Madden claims Connolly "was part of the scam" by not telling the commission that its termination vote would trigger a six-month severance package for Higginbotham totaling more than $78,000.
Last month, rather than resign, Higginbotham requested the city commission terminate his contract because he believed he could not work effectively with the incoming commission.
On Tuesday, that new commission took office and immediately began to change the way its meetings are run.
Previously, residents were allowed up to three minutes to speak on any topic, and comments from the commission and staff were prohibited. When commission members spoke separately later, residents were not allowed to respond.
Newly elected Mayor Travis Palladeno made a point Tuesday to ask city staff members to respond immediately and directly to each resident as they rose to speak.
Connolly's role in the Higginbotham termination was one of the topics residents addressed Tuesday.
"I have been present for six commissions, and I have seen city managers fired and seen city managers resign, but I have never seen it done both ways," said resident Dick Lewis during the public comment session.
"Mr. City Attorney, do you have any comment?" asked Palladeno.
"I had nothing to do with the city manager's decision," Connolly replied.

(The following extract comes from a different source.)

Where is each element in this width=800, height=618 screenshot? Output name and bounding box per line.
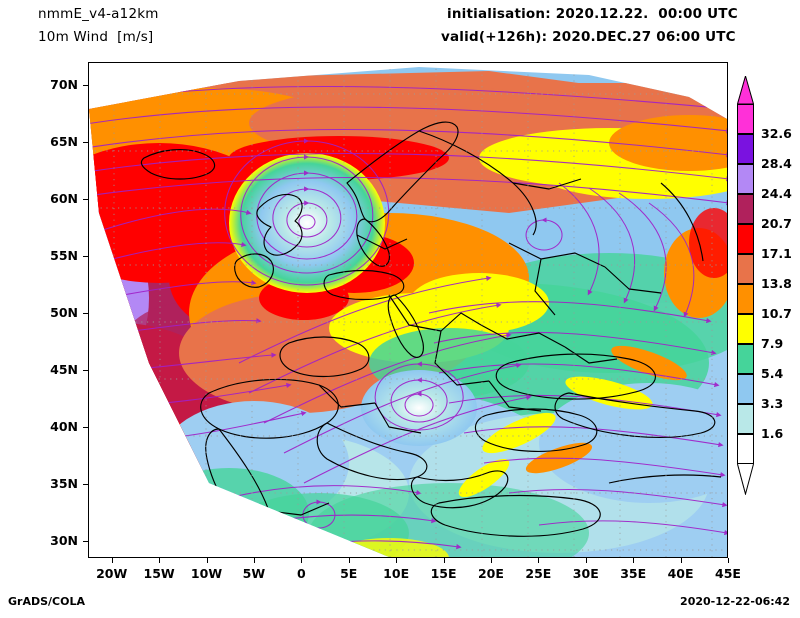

Last month, Connolly said the only recourse for the commission would be to rescind its resolution terminating Higginbotham, which would put his contract with the city "in full force and effect."
If Madden's suit is successful, it would force the commission to do just that.
Joe Jorgenson, a supporter of newly elected Palladeno and Commissioner Robin Vander Velde, as well as returning Commissioner Nancy Oakley, has e-mailed commissioners protesting their Higginbotham decision and calling for "backroom deals" to be "brought out in the open."
Resident Bill Mohns called Connolly "professionally remiss" by not explaining the ramifications of the commission's vote to terminate Higginbotham.
"The city attorney did the city wrong," Linda Horner wrote in an e-mail to the commission, adding that after the February vote, Connolly told her he had talked to Higginbotham before the meeting and "knew what he was going to do."
In addition to reviewing Connolly's contract, which allows cancellation with 30 days notice, the commission on Tuesday will discuss finding a permanent city manager to replace Bill Mallory, who is interim city manager and fire chief.
Last week, Palladeno said he was impressed with Mallory's performance and would like to consider him for the permanent job.
The commission also plans to review an official audit of the city's 2009-2010 finances.
A majority of the new commissioners, as well as Madden, were highly critical last summer of the city budget proposed by Higginbotham and his staff.
In an unrelated matter, former fire Chief Derryl O'Neal also has sued the city, asking for $2,500 in damages, interest, costs and attorney fees relating to his 2009 firing by Higginbotham.
He claims the city has refused to pay him for unused vacation and medical leave time because they claim he did not return a city-owned pager.